Takahik Koike, Shigeyuki Kan, Masaya Misaki, & Satoru Miyauchi
(CREST brain function imaging team, KARC, NICT)
In recent years, increased attention has been directed at investigating spontaneous brain activities; examination of spontaneous BOLD activity has made clear that several brain regions form a functionally-connected ‘resting-state network’ during wakefulness without goal-directed tasks. Another attention has been paid to brain activities during sleep. Although there seems to be also no explicit goal-directed tasks during human REM/NREM sleep state, several recent studies suggest that spontaneous brain activities during sleep are associated with important brain functions such as memory consolidation. Therefore, considering functionally-connected brain network associated with human REM/NREM sleep may be helpful to investigate sleep-stage-related brain functions. To investigate characteristics of spontaneous networks linked to human sleep states, we used fMRI with simultaneous polysomnographic recording, and examined functional connectivity between thalamus and other cortical areas, using a technique with Spearman’s rank-correlation coefficient between the BOLD signals.

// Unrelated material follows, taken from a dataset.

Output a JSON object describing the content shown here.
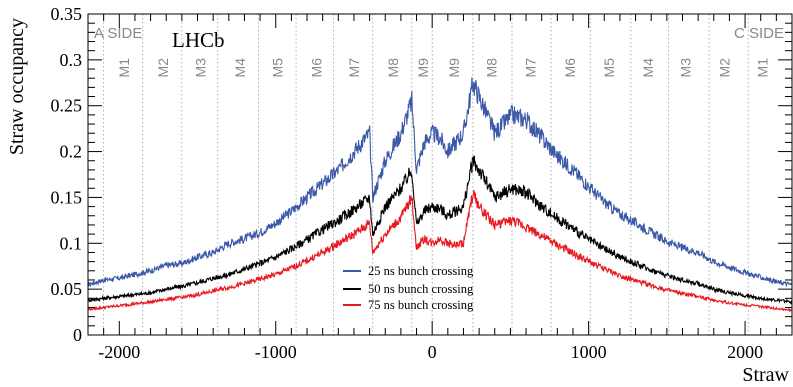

We found that a set of regions, including DLPFC, anterior cingulate and hippocampus, showed significantly increased connectivity to thalamus during NREM sleep period (sleep stage 3/4). In contrast, during REM sleep which is usually linked to vivid dreaming, we found a thalamocortical network including visual cortices, hippocampus and primary motor area. In addition, only during REM sleep, we found a significant functional connectivity between the thalamus and the posterior cingulate cortex, precuneus, and inferior temporal gyrus; these regions are known as a part of ‘default network’. Our findings show that thalamocortical network switches in association with transition of sleep states between NREM and REM, and suggest that identifying functionally-connected brain network using correlation coefficient between BOLD signals is a useful tool for exploring brain functions of NREM and REM sleep.